Conventionally, survival is predicted according to the size and extent of the intraocular melanoma (i.e, the 'clinical stage') and the microscopic appearances (i.e., the 'histological grade of malignancy'). We have contributed significantly to the TNM staging system ('Tumour, Node, Metastasis') of the American Joint Committee on Cancer (AJCC). However, survival prediction according to clinical stage or histological grade is not precise enough to be relevant to individual patients. Since 1999, we have been typing uveal melanomas according to their genetic abnormalities and we now have data on more than a thousand patients. This information has enabled us to develop mathematical methods for estimating the survival prognosis according to clinical stage, histological grade and genetic type, also taking the patient's age and sex (and hence the normal life-expectancy) into account. These methods have resulted in an online tool that, for the first time, provides survival estimates that are accurate enough to be relevant to individual patients. We are now refining this tool as we gather more data.

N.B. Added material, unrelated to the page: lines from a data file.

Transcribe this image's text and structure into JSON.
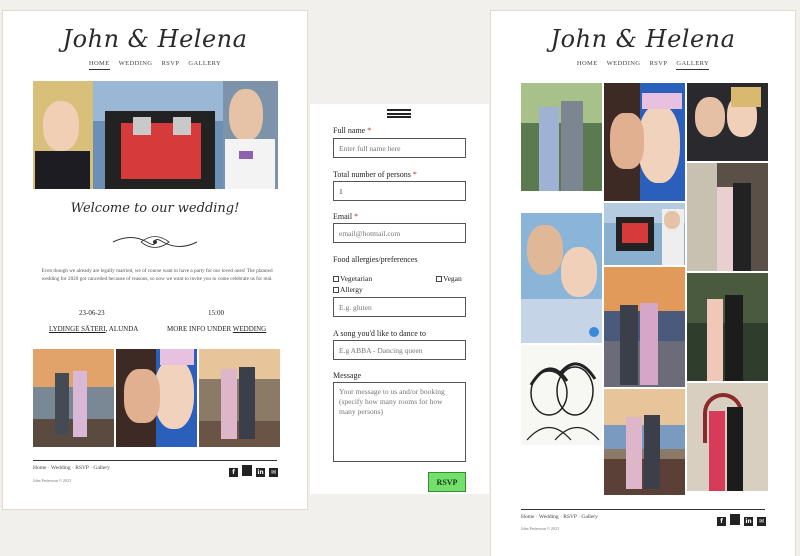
{
  "brand": "John & Helena",
  "nav": [
    "HOME",
    "WEDDING",
    "RSVP",
    "GALLERY"
  ],
  "home": {
    "welcome": "Welcome to our wedding!",
    "paragraph": "Even though we already are legally married, we of course want to have a party for our loved ones! The planned wedding for 2020 got cancelled because of reasons, so now we want to invite you to come celebrate us for real.",
    "date": "23-06-23",
    "time": "15:00",
    "venue_link": "LYDINGE SÄTERI",
    "venue_city": ", ALUNDA",
    "more_info_prefix": "MORE INFO UNDER ",
    "more_info_link": "WEDDING"
  },
  "footer": {
    "links": "Home · Wedding · RSVP · Gallery",
    "copyright": "John Pettersson © 2023"
  },
  "socials": [
    "f",
    "",
    "in",
    "✉"
  ],
  "rsvp": {
    "full_name_label": "Full name",
    "full_name_placeholder": "Enter full name here",
    "persons_label": "Total number of persons",
    "persons_value": "1",
    "email_label": "Email",
    "email_placeholder": "email@hotmail.com",
    "food_label": "Food allergies/preferences",
    "vegetarian": "Vegetarian",
    "vegan": "Vegan",
    "allergy": "Allergy",
    "allergy_placeholder": "E.g. gluten",
    "song_label": "A song you'd like to dance to",
    "song_placeholder": "E.g ABBA - Dancing queen",
    "message_label": "Message",
    "message_placeholder": "Your message to us and/or booking (specify how many rooms for how many persons)",
    "required_mark": "*",
    "submit": "RSVP"
  }
}
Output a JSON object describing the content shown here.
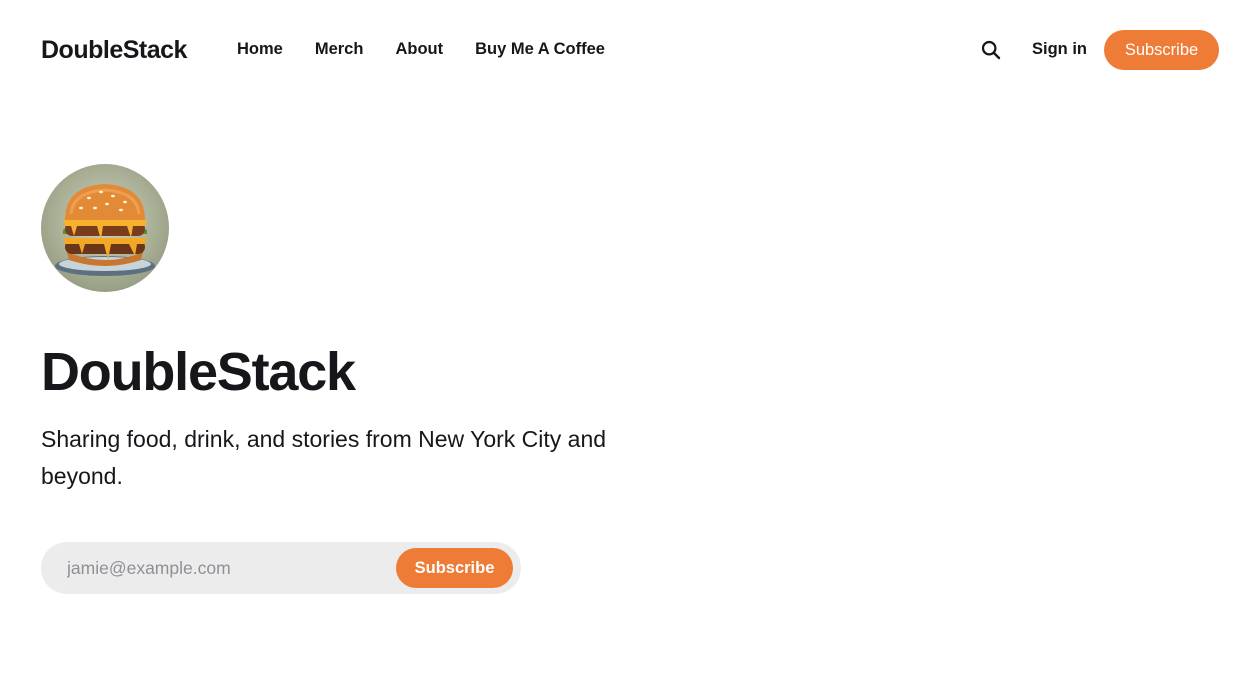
{
  "header": {
    "logo": "DoubleStack",
    "nav": [
      {
        "label": "Home"
      },
      {
        "label": "Merch"
      },
      {
        "label": "About"
      },
      {
        "label": "Buy Me A Coffee"
      }
    ],
    "search_icon": "search-icon",
    "signin_label": "Sign in",
    "subscribe_label": "Subscribe"
  },
  "hero": {
    "avatar_icon": "burger-avatar",
    "title": "DoubleStack",
    "description": "Sharing food, drink, and stories from New York City and beyond.",
    "form": {
      "placeholder": "jamie@example.com",
      "button_label": "Subscribe"
    }
  },
  "colors": {
    "accent": "#ee7c37",
    "text": "#15171a",
    "input_bg": "#ececec"
  }
}
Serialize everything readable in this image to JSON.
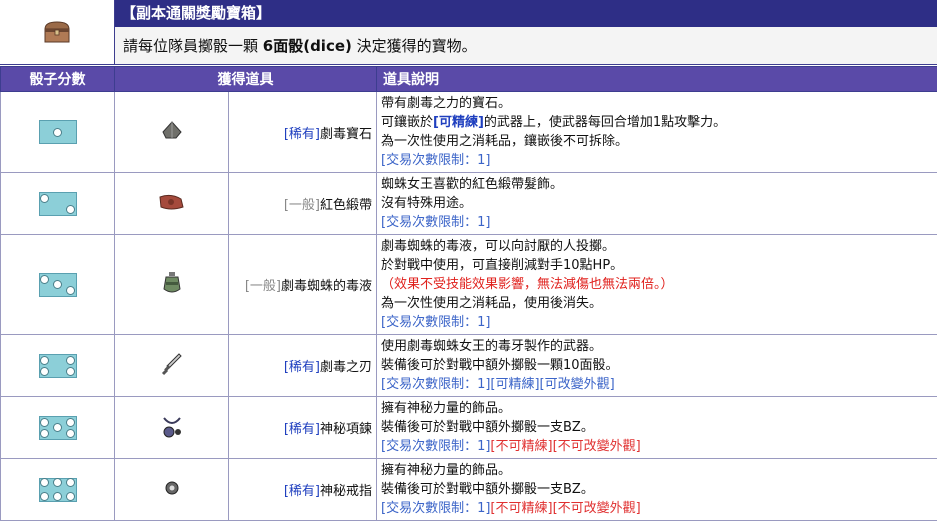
{
  "header": {
    "title": "【副本通關獎勵寶箱】",
    "desc_pre": "請每位隊員擲骰一顆 ",
    "desc_bold": "6面骰(dice)",
    "desc_post": " 決定獲得的寶物。",
    "icon": "treasure-chest-icon"
  },
  "columns": {
    "dice": "骰子分數",
    "item": "獲得道具",
    "desc": "道具說明"
  },
  "rows": [
    {
      "pips": 1,
      "icon": "gem-icon",
      "icon_color": "#6f6f6a",
      "rarity": "[稀有]",
      "rarity_kind": "rare",
      "name": "劇毒寶石",
      "lines": [
        "帶有劇毒之力的寶石。"
      ],
      "line2_pre": "可鑲嵌於",
      "line2_kw": "[可精練]",
      "line2_post": "的武器上，使武器每回合增加1點攻擊力。",
      "line3": "為一次性使用之消耗品，鑲嵌後不可拆除。",
      "trade": "[交易次數限制：1]"
    },
    {
      "pips": 2,
      "icon": "hair-ribbon-icon",
      "icon_color": "#a54a3c",
      "rarity": "[一般]",
      "rarity_kind": "common",
      "name": "紅色緞帶",
      "line1": "蜘蛛女王喜歡的紅色緞帶髮飾。",
      "line2": "沒有特殊用途。",
      "trade": "[交易次數限制：1]"
    },
    {
      "pips": 3,
      "icon": "poison-jar-icon",
      "icon_color": "#6e8a62",
      "rarity": "[一般]",
      "rarity_kind": "common",
      "name": "劇毒蜘蛛的毒液",
      "line1": "劇毒蜘蛛的毒液，可以向討厭的人投擲。",
      "line2": "於對戰中使用，可直接削減對手10點HP。",
      "line3": "（效果不受技能效果影響，無法減傷也無法兩倍。）",
      "line4": "為一次性使用之消耗品，使用後消失。",
      "trade": "[交易次數限制：1]"
    },
    {
      "pips": 4,
      "icon": "dagger-icon",
      "icon_color": "#555",
      "rarity": "[稀有]",
      "rarity_kind": "rare",
      "name": "劇毒之刃",
      "line1": "使用劇毒蜘蛛女王的毒牙製作的武器。",
      "line2": "裝備後可於對戰中額外擲骰一顆10面骰。",
      "trade": "[交易次數限制：1][可精練][可改變外觀]"
    },
    {
      "pips": 5,
      "icon": "necklace-icon",
      "icon_color": "#3a3a5a",
      "rarity": "[稀有]",
      "rarity_kind": "rare",
      "name": "神秘項鍊",
      "line1": "擁有神秘力量的飾品。",
      "line2": "裝備後可於對戰中額外擲骰一支BZ。",
      "trade": "[交易次數限制：1]",
      "neg": "[不可精練][不可改變外觀]"
    },
    {
      "pips": 6,
      "icon": "ring-icon",
      "icon_color": "#444",
      "rarity": "[稀有]",
      "rarity_kind": "rare",
      "name": "神秘戒指",
      "line1": "擁有神秘力量的飾品。",
      "line2": "裝備後可於對戰中額外擲骰一支BZ。",
      "trade": "[交易次數限制：1]",
      "neg": "[不可精練][不可改變外觀]"
    }
  ]
}
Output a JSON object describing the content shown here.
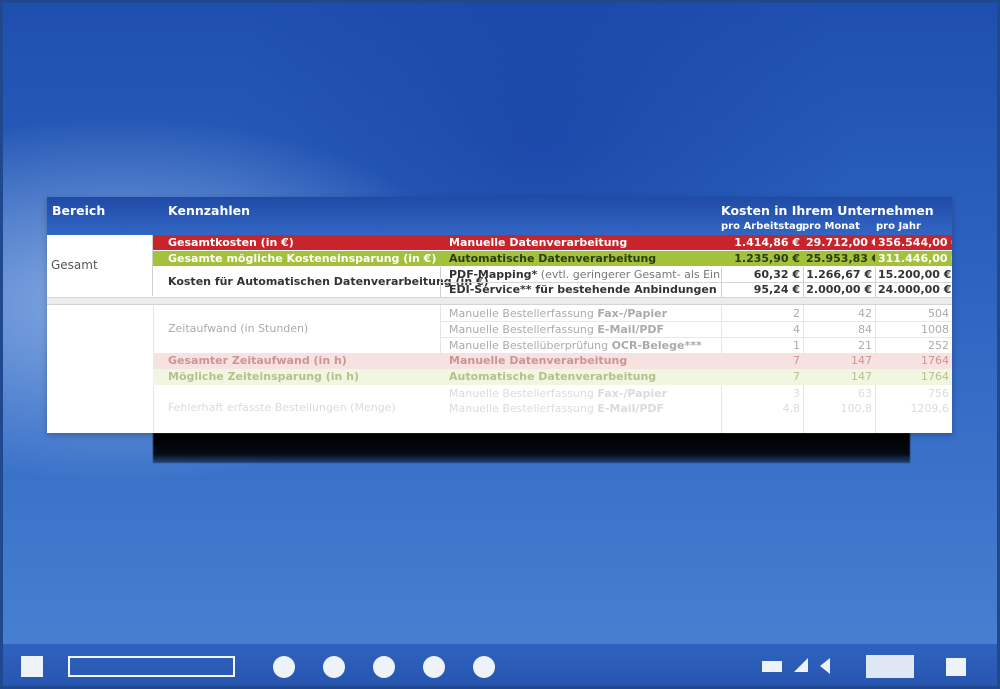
{
  "table": {
    "header": {
      "bereich": "Bereich",
      "kennzahlen": "Kennzahlen",
      "kosten": "Kosten in Ihrem Unternehmen",
      "sub": [
        "pro Arbeitstag",
        "pro Monat",
        "pro Jahr"
      ]
    },
    "bereich_gesamt": "Gesamt",
    "cost_rows": [
      {
        "label": "Gesamtkosten (in €)",
        "desc": "Manuelle Datenverarbeitung",
        "tag": "",
        "v": [
          "1.414,86 €",
          "29.712,00 €",
          "356.544,00 €"
        ]
      },
      {
        "label": "Gesamte mögliche Kosteneinsparung (in €)",
        "desc": "Automatische Datenverarbeitung",
        "tag": "",
        "v": [
          "1.235,90 €",
          "25.953,83 €",
          "311.446,00 €"
        ]
      },
      {
        "label": "Kosten für Automatischen Datenverarbeitung (in €)",
        "desc": "PDF-Mapping*",
        "tag": " (evtl. geringerer Gesamt- als Einzelprei•",
        "v": [
          "60,32 €",
          "1.266,67 €",
          "15.200,00 €"
        ]
      },
      {
        "label": "",
        "desc": "EDI-Service** für bestehende Anbindungen",
        "tag": "",
        "v": [
          "95,24 €",
          "2.000,00 €",
          "24.000,00 €"
        ]
      }
    ],
    "time_label": "Zeitaufwand (in Stunden)",
    "time_rows": [
      {
        "desc": "Manuelle Bestellerfassung ",
        "bold": "Fax-/Papier",
        "v": [
          "2",
          "42",
          "504"
        ]
      },
      {
        "desc": "Manuelle Bestellerfassung ",
        "bold": "E-Mail/PDF",
        "v": [
          "4",
          "84",
          "1008"
        ]
      },
      {
        "desc": "Manuelle Bestellüberprüfung ",
        "bold": "OCR-Belege***",
        "v": [
          "1",
          "21",
          "252"
        ]
      }
    ],
    "total_time": {
      "label": "Gesamter Zeitaufwand (in h)",
      "desc": "Manuelle Datenverarbeitung",
      "v": [
        "7",
        "147",
        "1764"
      ]
    },
    "savings_time": {
      "label": "Mögliche Zeiteinsparung (in h)",
      "desc": "Automatische Datenverarbeitung",
      "v": [
        "7",
        "147",
        "1764"
      ]
    },
    "error_label": "Fehlerhaft erfasste Bestellungen (Menge)",
    "error_rows": [
      {
        "desc": "Manuelle Bestellerfassung ",
        "bold": "Fax-/Papier",
        "v": [
          "3",
          "63",
          "756"
        ]
      },
      {
        "desc": "Manuelle Bestellerfassung ",
        "bold": "E-Mail/PDF",
        "v": [
          "4,8",
          "100,8",
          "1209,6"
        ]
      }
    ]
  },
  "colors": {
    "header_blue": "#2a5bb8",
    "red_row": "#c8242b",
    "green_row": "#a4c13c",
    "pink_row": "#f3c9c9",
    "light_green_row": "#e6efc9"
  },
  "toolbar": {
    "icons": [
      "stop-icon",
      "progress-bar",
      "dot-icon",
      "dot-icon",
      "dot-icon",
      "dot-icon",
      "dot-icon",
      "volume-icon",
      "fullscreen-icon",
      "menu-icon"
    ]
  }
}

Estimating patient numbers needed to perform clinical trials evaluating systemic adjuvant therapy of uveal melanoma - John Whitehouse, Sarah Coupland & Bertil Damato
Now that we can identify the patients who have invisible, systemic micrometastases it would be ideal if we could give such patients treatment aimed at delaying or preventing the onset of metastatic disease. To do this, it is first necessary to find out whether such 'systemic adjuvant therapy' is actually effective. This is done by randomising patients between treatment and non-treatment and comparing survival between the two groups of patients. If this 'randomised clinical trial' shows that treated patients live longer than untreated patients then the treatment is effective. With a conventional randomised trial design, it would be necessary to enrol about a thousand patients having a high risk of developing metastatic disease. Since less than 50% of all patients have such a high-risk tumour and because many patients will be unable to participate, for one reason or another, it would taken many years to collect enough data. This research project is aimed at investigation different ways in which the required number of patients can be reduced. Initial statistical investigations suggest that if the results are assessed at various stages of the trial, it will be possible to stop the study early, after investigating fewer patients for a shorter time, because the results either indicate that the treatment is useless or because the data prove that the treatment is highly effective.